Last night, June 3, 2015, the State of Texas carried out its eighth execution of the year, putting Lester Bower Jr. to death more than 31 years after his conviction. Bower was sentenced to death for the murder of four men – Jerry Brown, Bob Tate, Philip Good and Ronald Mayes – at an ultra-light airplane hangar near Sherman in 1983.
Bower faced six previous execution dates. In February, the U.S. Supreme Court stayed his execution but later declined to consider his appeal. Bower’s attorneys had asked the Court to consider whether executing a defendant whom has served more than 30 years on death row constitutes cruel and unusual punishment, in violation of the 8th and 14th Amendments of the U.S. Constitution, among other issues. The Court rejected his last request for a stay of execution, providing no explanation for its ruling.
Sentenced to death in Grayson County in 1984, Bower was one of the state’s longest serving death row inmates and, at age 67, he was the oldest person put to death in Texas. A former chemical salesman with no prior criminal history, Bower consistently maintained his innocence.

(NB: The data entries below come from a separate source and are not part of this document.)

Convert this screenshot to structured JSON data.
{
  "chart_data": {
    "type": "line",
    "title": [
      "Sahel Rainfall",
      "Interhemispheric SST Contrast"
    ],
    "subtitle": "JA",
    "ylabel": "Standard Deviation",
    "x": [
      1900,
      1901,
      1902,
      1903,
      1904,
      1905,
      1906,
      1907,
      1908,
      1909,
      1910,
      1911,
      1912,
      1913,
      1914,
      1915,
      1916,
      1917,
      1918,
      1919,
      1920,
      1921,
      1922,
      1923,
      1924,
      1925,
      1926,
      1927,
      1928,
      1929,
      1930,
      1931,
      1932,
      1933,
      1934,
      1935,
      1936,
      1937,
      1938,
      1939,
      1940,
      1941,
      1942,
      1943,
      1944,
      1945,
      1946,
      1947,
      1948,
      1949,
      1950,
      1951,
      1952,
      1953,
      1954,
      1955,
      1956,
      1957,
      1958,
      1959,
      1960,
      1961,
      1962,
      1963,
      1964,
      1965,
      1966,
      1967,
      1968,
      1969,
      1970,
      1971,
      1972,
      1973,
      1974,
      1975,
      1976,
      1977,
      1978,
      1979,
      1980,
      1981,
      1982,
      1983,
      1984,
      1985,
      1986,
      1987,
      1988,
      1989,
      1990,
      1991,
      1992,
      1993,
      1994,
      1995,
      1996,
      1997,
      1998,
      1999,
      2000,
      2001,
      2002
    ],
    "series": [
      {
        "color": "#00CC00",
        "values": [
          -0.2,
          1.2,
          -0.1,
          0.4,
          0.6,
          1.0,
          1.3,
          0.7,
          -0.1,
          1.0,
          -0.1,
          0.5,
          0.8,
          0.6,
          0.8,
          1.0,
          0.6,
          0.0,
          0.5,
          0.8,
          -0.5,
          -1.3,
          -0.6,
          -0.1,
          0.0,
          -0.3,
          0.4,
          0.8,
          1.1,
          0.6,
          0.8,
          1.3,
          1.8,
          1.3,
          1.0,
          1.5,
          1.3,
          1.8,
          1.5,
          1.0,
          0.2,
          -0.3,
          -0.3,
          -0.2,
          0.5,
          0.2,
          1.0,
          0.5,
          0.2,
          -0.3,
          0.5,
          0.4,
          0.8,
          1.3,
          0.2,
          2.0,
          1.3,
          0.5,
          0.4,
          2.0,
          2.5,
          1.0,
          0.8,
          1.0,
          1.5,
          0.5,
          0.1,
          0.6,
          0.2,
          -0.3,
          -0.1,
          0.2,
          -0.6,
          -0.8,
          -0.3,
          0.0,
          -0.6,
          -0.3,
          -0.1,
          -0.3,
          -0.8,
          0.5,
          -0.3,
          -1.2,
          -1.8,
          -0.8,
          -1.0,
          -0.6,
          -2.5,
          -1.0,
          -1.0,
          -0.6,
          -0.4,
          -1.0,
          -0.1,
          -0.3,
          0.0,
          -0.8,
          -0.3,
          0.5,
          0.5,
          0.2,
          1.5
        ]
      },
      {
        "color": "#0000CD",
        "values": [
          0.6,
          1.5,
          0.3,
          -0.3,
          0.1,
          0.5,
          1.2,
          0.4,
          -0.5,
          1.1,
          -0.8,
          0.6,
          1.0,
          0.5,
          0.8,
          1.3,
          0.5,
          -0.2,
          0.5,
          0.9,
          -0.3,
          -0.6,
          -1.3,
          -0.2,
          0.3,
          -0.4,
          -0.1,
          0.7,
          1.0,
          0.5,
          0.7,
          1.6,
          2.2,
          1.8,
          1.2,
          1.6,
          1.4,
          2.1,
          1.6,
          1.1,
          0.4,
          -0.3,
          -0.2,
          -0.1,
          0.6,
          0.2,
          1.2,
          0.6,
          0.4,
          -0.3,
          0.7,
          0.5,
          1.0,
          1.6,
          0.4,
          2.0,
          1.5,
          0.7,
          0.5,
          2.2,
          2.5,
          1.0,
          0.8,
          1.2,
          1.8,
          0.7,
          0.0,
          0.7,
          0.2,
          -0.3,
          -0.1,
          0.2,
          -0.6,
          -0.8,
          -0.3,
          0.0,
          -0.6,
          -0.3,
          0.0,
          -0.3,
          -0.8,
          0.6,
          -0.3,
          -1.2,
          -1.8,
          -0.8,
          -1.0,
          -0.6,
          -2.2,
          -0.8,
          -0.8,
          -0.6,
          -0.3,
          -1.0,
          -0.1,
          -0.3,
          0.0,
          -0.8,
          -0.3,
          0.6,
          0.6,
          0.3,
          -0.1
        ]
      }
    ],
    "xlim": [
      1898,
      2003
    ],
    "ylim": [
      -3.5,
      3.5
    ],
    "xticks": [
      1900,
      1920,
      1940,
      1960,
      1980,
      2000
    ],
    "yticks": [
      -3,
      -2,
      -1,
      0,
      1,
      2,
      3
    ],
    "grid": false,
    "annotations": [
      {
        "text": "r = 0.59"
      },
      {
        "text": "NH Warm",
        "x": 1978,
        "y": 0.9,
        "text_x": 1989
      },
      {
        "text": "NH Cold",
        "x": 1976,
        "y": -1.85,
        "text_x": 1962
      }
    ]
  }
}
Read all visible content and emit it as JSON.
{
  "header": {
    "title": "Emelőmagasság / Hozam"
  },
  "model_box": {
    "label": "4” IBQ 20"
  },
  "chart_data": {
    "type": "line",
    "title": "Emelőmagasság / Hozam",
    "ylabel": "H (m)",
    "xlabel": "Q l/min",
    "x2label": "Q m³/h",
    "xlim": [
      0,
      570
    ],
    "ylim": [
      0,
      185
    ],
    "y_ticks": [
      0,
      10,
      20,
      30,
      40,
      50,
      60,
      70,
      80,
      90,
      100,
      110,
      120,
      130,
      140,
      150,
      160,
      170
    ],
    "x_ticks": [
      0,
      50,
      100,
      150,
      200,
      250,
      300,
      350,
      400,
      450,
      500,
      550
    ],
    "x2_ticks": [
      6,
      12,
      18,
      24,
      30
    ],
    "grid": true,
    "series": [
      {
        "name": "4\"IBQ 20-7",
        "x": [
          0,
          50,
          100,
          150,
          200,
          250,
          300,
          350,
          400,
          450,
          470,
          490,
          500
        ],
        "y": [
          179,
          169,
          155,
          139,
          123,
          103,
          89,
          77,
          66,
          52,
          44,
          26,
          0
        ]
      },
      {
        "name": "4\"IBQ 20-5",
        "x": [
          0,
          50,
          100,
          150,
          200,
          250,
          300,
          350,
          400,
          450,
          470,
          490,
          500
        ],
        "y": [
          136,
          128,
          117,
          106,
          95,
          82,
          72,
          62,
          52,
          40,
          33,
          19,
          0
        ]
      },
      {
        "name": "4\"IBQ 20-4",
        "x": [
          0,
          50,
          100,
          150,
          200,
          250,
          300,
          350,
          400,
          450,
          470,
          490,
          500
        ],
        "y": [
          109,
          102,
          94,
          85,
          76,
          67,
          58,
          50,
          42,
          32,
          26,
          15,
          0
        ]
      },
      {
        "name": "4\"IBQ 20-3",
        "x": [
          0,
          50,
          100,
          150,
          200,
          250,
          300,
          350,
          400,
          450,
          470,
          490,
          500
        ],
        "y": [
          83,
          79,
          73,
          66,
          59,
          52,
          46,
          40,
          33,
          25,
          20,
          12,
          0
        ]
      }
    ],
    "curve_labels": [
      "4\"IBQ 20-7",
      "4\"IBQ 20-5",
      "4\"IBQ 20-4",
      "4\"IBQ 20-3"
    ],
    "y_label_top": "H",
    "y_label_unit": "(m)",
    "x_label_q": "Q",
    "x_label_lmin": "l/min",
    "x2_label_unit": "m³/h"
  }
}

Read more about his case in this interview with the Fort Worth Star-Telegram and from The Guardian.
Texas accounts for 8 of the 15 executions nationwide to date in 2015. At this time, Missouri is the only other state scheduled to carry out executions; it accounts for three excutions this year. Texas and Missouri are the only states that have put people to death since January of this year. Texas is scheduled to execute Gregory Russeau on June 18, 2015.